Dieu lui-même l'écoute en boucle. Pleurant sa race, éreinté par tant de beauté. Comment se relever d'un album pareil ? Comment passer à autre chose ? Essaye donc de vivre comme si tu n'avais jamais entendu ça. Si j'étais Dieu, moi aussi j'aurais les yeux rouges, le coeur en vrac, l'âme en lambeaux. Je me ferais un café, une clope, et je me repasserais Truelove's Gutter.


Ce disque magistral n'a pas fini de tourner sur la platine du Tout-Puissant... Richard Hawley, lover-looser, met en musique la survivance de l'âme après l'amour, en huit chansons seulement, pas une de plus. Mais des chansons bouleversantes, d'une tristesse folle. Un choc. Ou comment redonner toute sa teneur à la mélancolie des amours défaits sans jamais verser dans la sensiblerie bon marché et l'effusion à deux balles.

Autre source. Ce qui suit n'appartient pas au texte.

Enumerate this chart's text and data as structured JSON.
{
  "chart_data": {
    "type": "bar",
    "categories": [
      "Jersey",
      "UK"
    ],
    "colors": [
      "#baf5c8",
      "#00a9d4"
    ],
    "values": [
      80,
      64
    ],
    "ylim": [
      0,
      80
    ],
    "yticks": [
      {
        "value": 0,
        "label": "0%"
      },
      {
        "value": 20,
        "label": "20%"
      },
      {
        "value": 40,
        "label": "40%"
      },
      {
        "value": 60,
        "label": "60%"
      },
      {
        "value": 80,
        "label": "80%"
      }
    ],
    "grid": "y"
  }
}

Des mélodies d'un classicisme immédiat, à la fois poignantes et pudiques. Car le gars Richard n'est pas un pleurnichard. Il n'ignore pas qu'avec la peine amoureuse, l'humilité seule est pertinente. Jamais, par exemple, il n'abuse des tonalités mineures, si propices aux émotions faciles. Il réussit à rendre tristes des enchaînements d'accords majeurs (un exploit). L'air de rien, ce mec a pondu l'un des plus grands disques des années 2000. Peut-être le plus beau.


Sa voix grave de crooner désabusé — pas loin parfois, dans la nonchalance de ses inflexions, de celle d'un Chet Baker — ne s'adresse pas aux midinettes. Une voix virile, ventrale, viscérale. Lourde de vérités, à graver sur vinyle, destination l'éternité. Son chant vient se poser sur des nappes de guitares cristallines teintées de reverb vintage (proches du Wilco de Sky Blue Sky, sorti deux ans plus tôt). Cet homme a tous les talents. Ancien guitariste de Pulp — lassé peut-être de faire le toutou pour Cocker —, il délaisse la brit pop pour le rétro fifties, classieux et upper style. Ouais mon gars, lunettes noires, cuir et gomina, comme un Vince Taylor du XXIème siècle, comme un Elvis enfin digne. Le romantisme légendaire, assumé et transcendé, au-delà des stéréotypes. Et sur ce noir immaculé, il porte la guitare rouge des origines : la Gibson ES335, une sanguine, la même que Chuck Berry (mais avec un vibrato Bigsby). L'usage de toutes ces références millésimées ne relève pourtant pas de la simple citation. Le rapport au passé est celui d'un héritage vivant. Pas de jeu non plus avec un quelconque second degré, ses ballades sont à prendre telles quelles. En plein ventre. Hawley ne joue pas, il est tout entier à son affaire. Bref, une dégaine old school, mais au service de chansons atemporelles.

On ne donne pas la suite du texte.